Ta grossesse : ton sacrifice pour donner la vie

pregnant woman sick

Tu es de celles qui ont toujours voulu des enfants.

Puis, un jour, le petit miracle s’est produit en toi : tu étais enfin enceinte.

Un enfant voulu, attendu, déjà aimé.

Mais dans cette belle histoire, il y avait un « mais ». Un MAIS en lettres majuscules : ta grossesse.

Cette grossesse qui ne ressemblait en rien à celle qu’on décrit dans les livres, la belle grossesse où tout semble parfait dans le meilleur des mondes et où la maman nage dans le bonheur et la plénitude du début à la fin.

Non.

Ta grossesse à toi ressemblait plus à un sacrifice. Un sacrifice pour donner la vie.

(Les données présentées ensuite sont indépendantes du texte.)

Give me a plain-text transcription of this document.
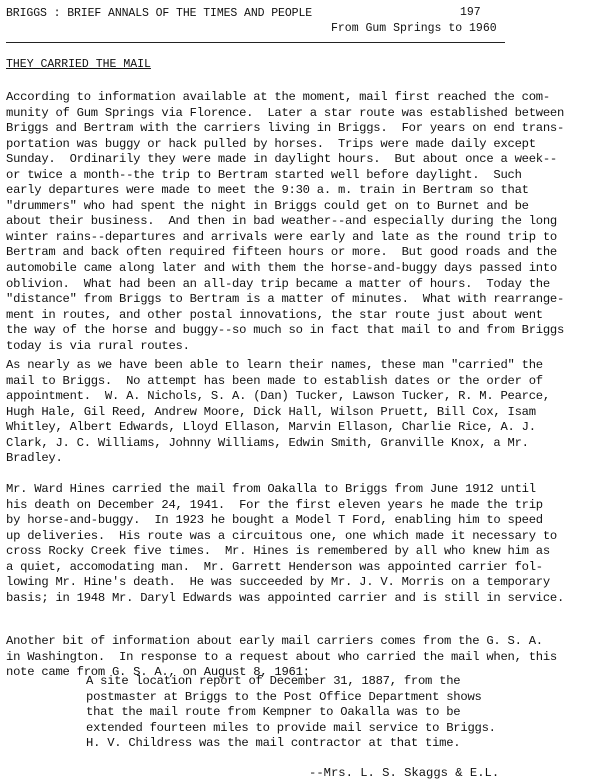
BRIGGS : BRIEF ANNALS OF THE TIMES AND PEOPLE	197
From Gum Springs to 1960
THEY CARRIED THE MAIL
According to information available at the moment, mail first reached the com-
munity of Gum Springs via Florence.  Later a star route was established between
Briggs and Bertram with the carriers living in Briggs.  For years on end trans-
portation was buggy or hack pulled by horses.  Trips were made daily except
Sunday.  Ordinarily they were made in daylight hours.  But about once a week--
or twice a month--the trip to Bertram started well before daylight.  Such
early departures were made to meet the 9:30 a. m. train in Bertram so that
"drummers" who had spent the night in Briggs could get on to Burnet and be
about their business.  And then in bad weather--and especially during the long
winter rains--departures and arrivals were early and late as the round trip to
Bertram and back often required fifteen hours or more.  But good roads and the
automobile came along later and with them the horse-and-buggy days passed into
oblivion.  What had been an all-day trip became a matter of hours.  Today the
"distance" from Briggs to Bertram is a matter of minutes.  What with rearrange-
ment in routes, and other postal innovations, the star route just about went
the way of the horse and buggy--so much so in fact that mail to and from Briggs
today is via rural routes.
As nearly as we have been able to learn their names, these man "carried" the
mail to Briggs.  No attempt has been made to establish dates or the order of
appointment.  W. A. Nichols, S. A. (Dan) Tucker, Lawson Tucker, R. M. Pearce,
Hugh Hale, Gil Reed, Andrew Moore, Dick Hall, Wilson Pruett, Bill Cox, Isam
Whitley, Albert Edwards, Lloyd Ellason, Marvin Ellason, Charlie Rice, A. J.
Clark, J. C. Williams, Johnny Williams, Edwin Smith, Granville Knox, a Mr.
Bradley.
Mr. Ward Hines carried the mail from Oakalla to Briggs from June 1912 until
his death on December 24, 1941.  For the first eleven years he made the trip
by horse-and-buggy.  In 1923 he bought a Model T Ford, enabling him to speed
up deliveries.  His route was a circuitous one, one which made it necessary to
cross Rocky Creek five times.  Mr. Hines is remembered by all who knew him as
a quiet, accomodating man.  Mr. Garrett Henderson was appointed carrier fol-
lowing Mr. Hine's death.  He was succeeded by Mr. J. V. Morris on a temporary
basis; in 1948 Mr. Daryl Edwards was appointed carrier and is still in service.
Another bit of information about early mail carriers comes from the G. S. A.
in Washington.  In response to a request about who carried the mail when, this
note came from G. S. A., on August 8, 1961:
A site location report of December 31, 1887, from the
postmaster at Briggs to the Post Office Department shows
that the mail route from Kempner to Oakalla was to be
extended fourteen miles to provide mail service to Briggs.
H. V. Childress was the mail contractor at that time.
--Mrs. L. S. Skaggs & E.L.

Parce que tu as l’impression d’y avoir sacrifié beaucoup de choses, d’y avoir sacrifié une partie de toi et de ta vie. Parce que tu ne t’attendais pas à ce que ce soit si difficile par moments, porter un enfant en toi.

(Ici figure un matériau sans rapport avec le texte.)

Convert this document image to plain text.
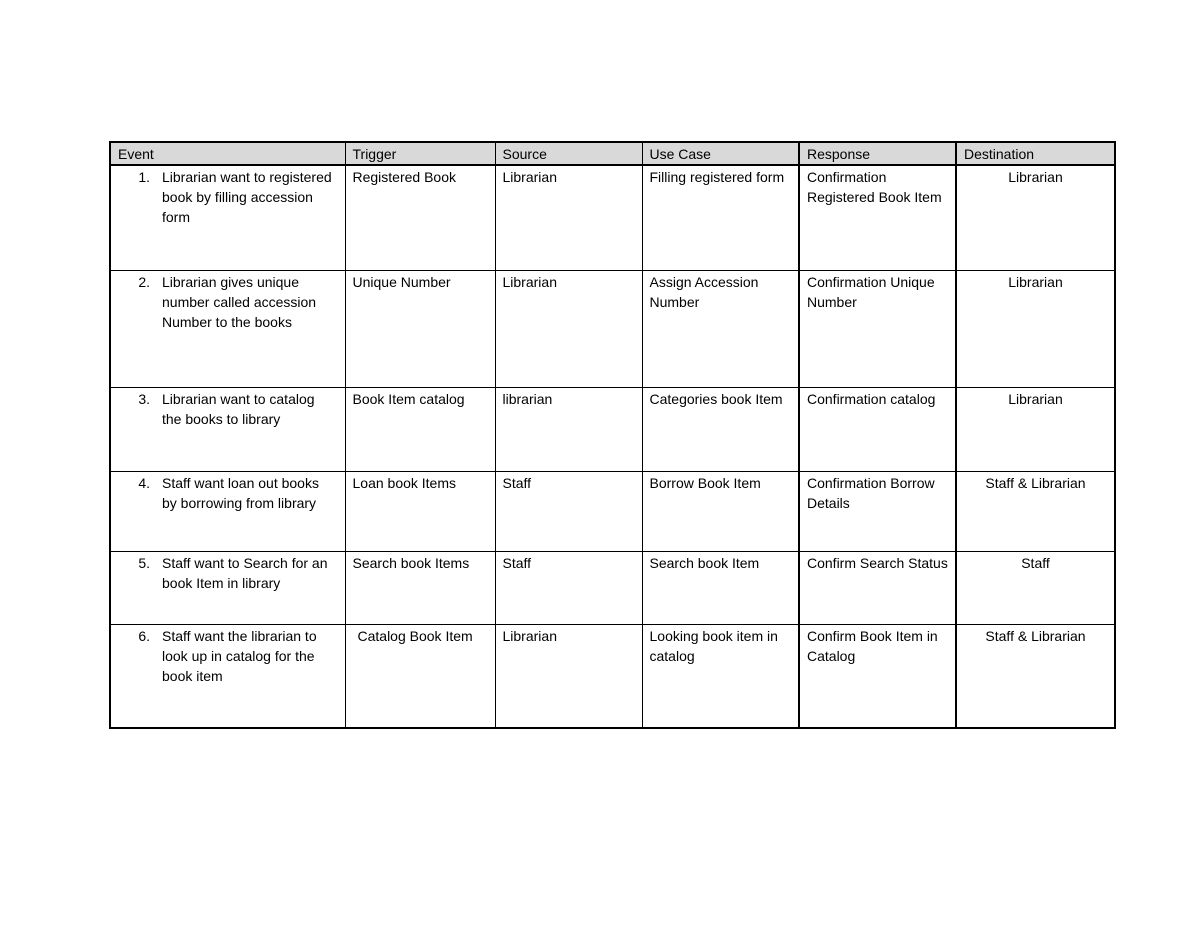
Event	Trigger	Source	Use Case	Response	Destination

1. Librarian want to registered book by filling accession form	Registered Book	Librarian	Filling registered form	Confirmation Registered Book Item	Librarian

2. Librarian gives unique number called accession Number to the books	Unique Number	Librarian	Assign Accession Number	Confirmation Unique Number	Librarian

3. Librarian want to catalog the books to library	Book Item catalog	librarian	Categories book Item	Confirmation catalog	Librarian

4. Staff want loan out books by borrowing from library	Loan book Items	Staff	Borrow Book Item	Confirmation Borrow Details	Staff & Librarian

5. Staff want to Search for an book Item in library	Search book Items	Staff	Search book Item	Confirm Search Status	Staff

6. Staff want the librarian to look up in catalog for the book item	Catalog Book Item	Librarian	Looking book item in catalog	Confirm Book Item in Catalog	Staff & Librarian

Parce que tu t’étais promis de profiter de chaque instant de cette grossesse au maximum, mais que tu n’y arrivais clairement pas.

Tu y as tout d’abord sacrifié une partie de ta santé, dès les premières semaines. Où était donc passée toute la belle énergie qui t’habitait d’habitude? L’avais-tu flushée aux toilettes au cours d’une des vingt-huit fois où tu étais allée faire pipi pendant la journée? Et ces maux de cœur incessants qui t’affligeaient vingt-quatre heures par jour te donnaient l’impression que tu ne passerais jamais à travers les trente-deux semaines qui te restaient encore à parcourir avant le grand jour. Tu maudissais profondément la personne qui avait déclaré que la femme enceinte était plus rayonnante que jamais. Parce que toi, tu ne rayonnais pas ma chère : tu étais plus du type « glow-in-the-dark » tellement ton teint était de la même couleur que le vomi que tu projetais au fond du bol de toilettes tous les matins de ta vie. Pis c’est sans compter tes brûlements d’estomac qui te donnaient l’impression d’avoir un feu de foyer dans l’œsophage pis le diabète de grossesse qui t’empêchait peut-être de te bourrer la face comme tu le voulais.

Ton humeur avait été sacrifiée quelque peu aussi depuis le début de ta grossesse. En fait, elle avait carrément été passée au blender. Ta patience avait sacré son camp vraiment loin et ton chum était sur le point de passer une petite annonce afin de la retrouver tellement t’étais pas endurable. Tu chialais non-stop. Ta joie de vivre légendaire était tombée sur le chômage pis avait été remplacée par un maraboutisme aigu  qui faisait que tout te tombait sur les nerfs, tout le temps. Pis tu braillais pour tout pis rien. Surtout pour rien.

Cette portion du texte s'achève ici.